System performance

This support forum board is for support questions relating to Nagios XI, our flagship commercial network monitoring solution.
deepavaidya
Posts: 80
Joined: Sun Oct 06, 2013 8:23 am

System performance

Post by deepavaidya »

Hi,

We are monitoring around 30 hosts and around 2700 services currently and we are yet to add 20 more hosts and around 2000 services more. We are using the latest version of nagios xi. We have 1 CPU with 4 cores. The average system load is around 23 which is very high. We are facing many issues like delay in mail notification, apply configuration page stalls out etc. Please can you suggest some ways to improve the performance and also please let us know the maximum number of hosts and services that can be best monitored for a system having 1 CPU with 4 cores so that we can suggest the same to the client.
slansing
Posts: 7698
Joined: Mon Apr 23, 2012 4:28 pm
Location: Travelling through time and space...

Re: System performance

Post by slansing »

The processor certainly plays a roll in your performance gains and losses, but so does other hardware, what are the rest of the specs on the server, memory, storage type, etc?
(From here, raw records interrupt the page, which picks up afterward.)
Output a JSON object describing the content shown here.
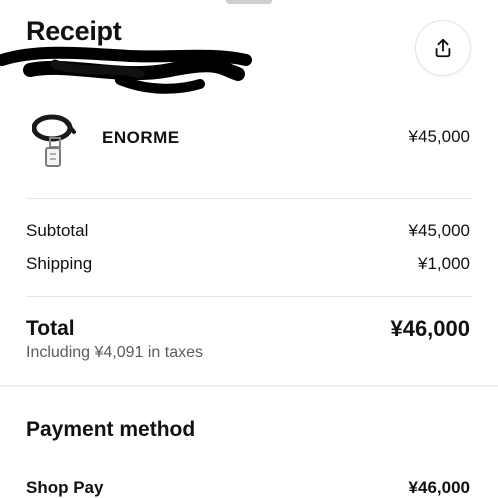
{
  "header": {
    "title": "Receipt",
    "share_icon": "share-icon"
  },
  "item": {
    "name": "ENORME",
    "price": "¥45,000",
    "thumbnail_icon": "product-thumbnail"
  },
  "summary": {
    "subtotal_label": "Subtotal",
    "subtotal_value": "¥45,000",
    "shipping_label": "Shipping",
    "shipping_value": "¥1,000",
    "total_label": "Total",
    "total_value": "¥46,000",
    "tax_note": "Including ¥4,091 in taxes"
  },
  "payment": {
    "section_title": "Payment method",
    "method_label": "Shop Pay",
    "method_amount": "¥46,000"
  }
}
Is this a VM? If so, what other VM's are sharing that processor. I'd recommend duplicating your configurations to a test server, and integrating mod_gearman on that server to see what effect it will have:

http://assets.nagios.com/downloads/nagi ... ios_XI.pdf

In the very near future, Nagios XI 2014 will be released, which includes Nagios Core 4 and it's new worker processes which should help load by quite a bit. In addition to answering my above questions, what does TOP currently show? Are these spikes in load, or the average for a 24 hour period?

Code: Select all

TOP
deepavaidya
Posts: 80
Joined: Sun Oct 06, 2013 8:23 am

Re: System performance

Post by deepavaidya »

Please find the output below. It is not a VM. Now we have reduced the services to be monitored to nearly 2k and can see better performance.

Code: Select all

top - 17:01:11 up 68 days, 14 min, 3 users, load average: 6.87, 8.08, 7.90
Tasks: 348 total, 1 running, 347 sleeping, 0 stopped, 0 zombie
Cpu(s): 14.7%us, 3.6%sy, 0.0%ni, 81.2%id, 0.5%wa, 0.0%hi, 0.0%si, 0.0%st
Mem: 16294180k total, 15231852k used, 1062328k free, 699484k buffers
Swap: 8216568k total, 4500k used, 8212068k free, 7379384k cached

Please let us know the maximum number of services that can be best monitored by nagios xi having 1 CPU with 4 cores. We expected at-least 10k services but the performance is bad when it reached nearly 3k.
abrist
Red Shirt
Posts: 8334
Joined: Thu Nov 15, 2012 1:20 pm

Re: System performance

Post by abrist »

deepavaidya wrote:We expected at-least 10k services but the performance is bad when it reached nearly 3k.
It all depends on the type of checks. Do you do any oracle, snmp, or vmware checks? Can you give us a loose breakdown of the type and quantity of checks you are running?
Former Nagios employee
"It is turtles. All. The. Way. Down. . . .and maybe an elephant or two."
VI VI VI - The editor of the Beast!
Come to the Dark Side.
deepavaidya
Posts: 80
Joined: Sun Oct 06, 2013 8:23 am

Re: System performance

Post by deepavaidya »

we do snmp polling. To check the state of the ports in swiches and routers etc.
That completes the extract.